The Oval Office speech and trip to the border suggest the stakes are rising as the government shutdown is now in its third week. In the received Beltway wisdom, the trick for shutdowns is to pin blame on your opponents, in the way that then-Speaker Newt Gingrich was blamed for the 1995 shutdown by Bill Clinton, and Senate Minority Leader Chuck Schumer took the hit for the quickly aborted shutdown early last year. Because Mr. Trump took full responsibility for this shutdown even before it started, the thinking goes, he is fated to lose.
But is he?
Unless he offers something new in his speech, Mr. Trump’s position has been clear and categorical: He won’t sign a deal that doesn’t include $5 billion for a wall. If that means the shutdown continues for “months or even years,” so be it.
The Democratic speaker of the House is likewise absolute. “We’re not doing a wall,” Nancy Pelosi says. “Does anybody have any doubt about that?”
Which leaves the Beltway in a game of chicken. Perhaps Mr. Trump will jump off the track first, especially if Republicans in Congress begin to abandon him. It’s possible there will be a game-changing concession in his speech, but Mrs. Pelosi has said there’s nothing he could give Democrats that would change their position. In the meantime, three factors may encourage Mr. Trump to hold his hard line.
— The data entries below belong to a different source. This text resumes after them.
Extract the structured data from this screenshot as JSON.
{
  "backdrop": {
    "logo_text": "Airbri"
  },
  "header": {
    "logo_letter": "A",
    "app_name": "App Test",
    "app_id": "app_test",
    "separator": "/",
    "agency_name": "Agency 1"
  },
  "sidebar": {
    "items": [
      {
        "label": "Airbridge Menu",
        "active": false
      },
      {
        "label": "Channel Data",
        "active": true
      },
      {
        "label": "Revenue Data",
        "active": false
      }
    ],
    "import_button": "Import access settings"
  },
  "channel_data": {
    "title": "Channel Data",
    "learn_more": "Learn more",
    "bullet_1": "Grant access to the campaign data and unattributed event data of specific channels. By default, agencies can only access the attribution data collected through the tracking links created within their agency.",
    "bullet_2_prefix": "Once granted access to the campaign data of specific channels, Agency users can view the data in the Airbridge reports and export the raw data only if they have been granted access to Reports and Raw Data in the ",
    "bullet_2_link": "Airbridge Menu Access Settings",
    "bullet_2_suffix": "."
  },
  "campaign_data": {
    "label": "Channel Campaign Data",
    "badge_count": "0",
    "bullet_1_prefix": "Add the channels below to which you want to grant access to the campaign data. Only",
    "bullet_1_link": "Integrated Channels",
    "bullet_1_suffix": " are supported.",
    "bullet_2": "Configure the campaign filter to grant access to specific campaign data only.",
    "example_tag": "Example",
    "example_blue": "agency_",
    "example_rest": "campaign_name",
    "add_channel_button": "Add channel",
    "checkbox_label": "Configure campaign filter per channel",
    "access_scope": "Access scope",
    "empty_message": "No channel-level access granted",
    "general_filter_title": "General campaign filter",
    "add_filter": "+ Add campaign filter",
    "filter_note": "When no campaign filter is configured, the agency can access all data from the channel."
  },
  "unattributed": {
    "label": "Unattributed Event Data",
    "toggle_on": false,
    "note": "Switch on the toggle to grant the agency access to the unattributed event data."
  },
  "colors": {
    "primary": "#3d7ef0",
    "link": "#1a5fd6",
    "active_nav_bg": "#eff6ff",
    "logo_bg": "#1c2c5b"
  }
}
.. Mr. Schumer says a wall isn’t necessary for border security, and he has an argument there. But the arguments Democrats make aren’t about security. Instead, they talk about sanctuary cities and abolishing Immigration and Customs Enforcement. The Democratic indulgence of these causes has helped Mr. Trump make the case that the only choice before America today is between his wall or no border security at all.